To calculate fuel-based emissions, we need to know how much CO₂ (in kg) each gallon or unit of fuel releases.

Rather than entering values manually, we automated the process:

📢 Final Dataset: Emissions Overview

Let’s take a look at the final cleaned dataset containing CO₂ emissions data across transit agencies.

Code
write_rds(NTD_ENERGY_LONG, "data/mp02/NTD_ENERGY_LONG.rds")
write_rds(NTD_SERVICE, "data/mp02/NTD_SERVICE_CLEAN.rds")
write_rds(EIA_SEP_REPORT, "data/mp02/EIA_SEP_REPORT.rds")
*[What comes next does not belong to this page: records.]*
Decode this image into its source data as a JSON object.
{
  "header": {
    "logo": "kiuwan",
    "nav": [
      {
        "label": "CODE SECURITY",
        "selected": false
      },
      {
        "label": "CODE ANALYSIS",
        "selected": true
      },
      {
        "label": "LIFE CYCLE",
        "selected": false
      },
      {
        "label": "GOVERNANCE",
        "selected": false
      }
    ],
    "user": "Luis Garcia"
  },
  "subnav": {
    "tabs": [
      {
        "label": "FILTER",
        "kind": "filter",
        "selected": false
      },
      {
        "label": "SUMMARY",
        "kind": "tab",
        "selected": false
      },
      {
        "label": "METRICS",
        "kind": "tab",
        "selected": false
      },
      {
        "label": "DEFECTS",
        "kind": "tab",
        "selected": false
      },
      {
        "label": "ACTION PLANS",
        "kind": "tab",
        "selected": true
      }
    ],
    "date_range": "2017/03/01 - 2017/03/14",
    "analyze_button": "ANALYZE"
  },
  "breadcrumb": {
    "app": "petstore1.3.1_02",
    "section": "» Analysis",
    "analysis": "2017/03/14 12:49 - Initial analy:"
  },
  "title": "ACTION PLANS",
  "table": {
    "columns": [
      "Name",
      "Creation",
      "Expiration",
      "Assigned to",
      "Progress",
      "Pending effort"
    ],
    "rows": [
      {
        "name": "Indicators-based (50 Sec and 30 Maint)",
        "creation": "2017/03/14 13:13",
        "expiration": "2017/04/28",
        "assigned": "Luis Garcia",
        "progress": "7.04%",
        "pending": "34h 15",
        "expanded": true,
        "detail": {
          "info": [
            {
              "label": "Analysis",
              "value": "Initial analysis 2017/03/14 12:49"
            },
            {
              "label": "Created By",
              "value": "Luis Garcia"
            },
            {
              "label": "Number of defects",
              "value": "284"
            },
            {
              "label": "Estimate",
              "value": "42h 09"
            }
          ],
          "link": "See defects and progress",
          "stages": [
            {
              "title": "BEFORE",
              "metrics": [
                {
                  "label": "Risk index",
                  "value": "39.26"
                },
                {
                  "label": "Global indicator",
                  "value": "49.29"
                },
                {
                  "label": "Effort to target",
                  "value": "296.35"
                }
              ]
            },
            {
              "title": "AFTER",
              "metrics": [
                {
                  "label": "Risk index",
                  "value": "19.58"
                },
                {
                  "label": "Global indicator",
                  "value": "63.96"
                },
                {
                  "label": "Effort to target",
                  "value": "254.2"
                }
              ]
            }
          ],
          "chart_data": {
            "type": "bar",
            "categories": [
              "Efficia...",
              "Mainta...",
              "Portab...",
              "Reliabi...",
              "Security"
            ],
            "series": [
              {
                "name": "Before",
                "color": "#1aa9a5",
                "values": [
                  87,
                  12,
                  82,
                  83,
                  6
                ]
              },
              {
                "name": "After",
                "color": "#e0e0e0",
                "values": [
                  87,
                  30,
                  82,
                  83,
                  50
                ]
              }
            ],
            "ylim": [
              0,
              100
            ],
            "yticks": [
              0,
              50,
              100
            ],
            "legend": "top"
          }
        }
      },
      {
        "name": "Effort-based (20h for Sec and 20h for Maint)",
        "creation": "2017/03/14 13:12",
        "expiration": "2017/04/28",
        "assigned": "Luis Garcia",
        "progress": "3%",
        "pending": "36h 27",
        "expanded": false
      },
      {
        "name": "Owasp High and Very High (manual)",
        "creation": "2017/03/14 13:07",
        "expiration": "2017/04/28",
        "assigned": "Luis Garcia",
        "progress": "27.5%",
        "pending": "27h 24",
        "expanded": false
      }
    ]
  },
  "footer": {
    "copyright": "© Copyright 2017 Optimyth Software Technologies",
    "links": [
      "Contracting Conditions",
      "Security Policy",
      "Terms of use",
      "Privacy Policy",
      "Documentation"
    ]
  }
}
EIA_FUELS <- read_csv("data/processed/eia_co2_fuel_factors.csv") |> 
  add_row(Fuel = "Hydrogen", kg_per_unit = 0)

fuel_mapping <- tribble(
  ~Fuel,                      ~EIA_Fuel,
  "Diesel Fuel",              "Diesel and Home Heating Fuel (Distillate Fuel Oil)",
  "Gasoline",                 "Finished Motor Gasoline",
  "Liquified Petroleum Gas", "Propane",
  "Electric Battery",         NA_character_,
  "Electric Propulsion",      NA_character_,
  "C Natural Gas",            "Natural Gas",
  "Liquified Nat Gas",        "Natural Gas",
  "Bio-Diesel",               "Diesel and Home Heating Fuel (Distillate Fuel Oil)",
  "Hydrogen",                 "Hydrogen"
)

anti_join(fuel_mapping, EIA_FUELS, by = c("EIA_Fuel" = "Fuel"))
# A tibble: 2 × 2
  Fuel                EIA_Fuel
  <chr>               <chr>   
1 Electric Battery    <NA>    
2 Electric Propulsion <NA>    
Code
emissions_data <- NTD_ENERGY_LONG %>%
  left_join(NTD_SERVICE, by = "NTD ID") %>%
  left_join(fuel_mapping, by = "Fuel") %>%
  left_join(EIA_FUELS, by = c("EIA_Fuel" = "Fuel")) %>%
  left_join(EIA_SEP_REPORT %>% select(abbreviation, CO2_MWh),
            by = c("State" = "abbreviation")) %>%
  mutate(
    Emissions_kg = case_when(
      Fuel %in% c("Electric Battery", "Electric Propulsion") & !is.na(CO2_MWh) ~ Energy_Consumed * CO2_MWh / 2.20462,
      !is.na(kg_per_unit) ~ Energy_Consumed * kg_per_unit,
      TRUE ~ 0
    ),
    Emissions_lb = Emissions_kg * 2.20462
  ) %>%
  filter(!is.na(State)) %>%
  mutate(
    CO2_per_MILE = Emissions_kg / MILES,
    Total_CO2 = Emissions_kg,
    CO2_Electric = ifelse(Fuel %in% c("Electric Battery", "Electric Propulsion"), Emissions_kg, 0),
    Agency_Size = case_when(
      UPT > 100000000 ~ "Large",
      UPT > 1000000   ~ "Medium",
      TRUE              ~ "Small"
    )
  )

final_emissions_table <- emissions_data %>%
  group_by(Agency = `Agency Name`, Mode, Fuel, State) %>%
  summarise(
    Total_Energy = sum(Energy_Consumed, na.rm = TRUE),
    Total_Emissions_kg = sum(Emissions_kg, na.rm = TRUE),
    Total_Emissions_lb = sum(Emissions_lb, na.rm = TRUE),
    UPT = sum(UPT, na.rm = TRUE),
    MILES = sum(MILES, na.rm = TRUE),
    .groups = "drop"
  ) %>%
  arrange(desc(Total_Emissions_kg))


dir.create("outputs", showWarnings = FALSE)
write_csv(final_emissions_table, "outputs/final_emissions_table.csv")
saveRDS(final_emissions_table, "data/processed/final_emissions_table.rds")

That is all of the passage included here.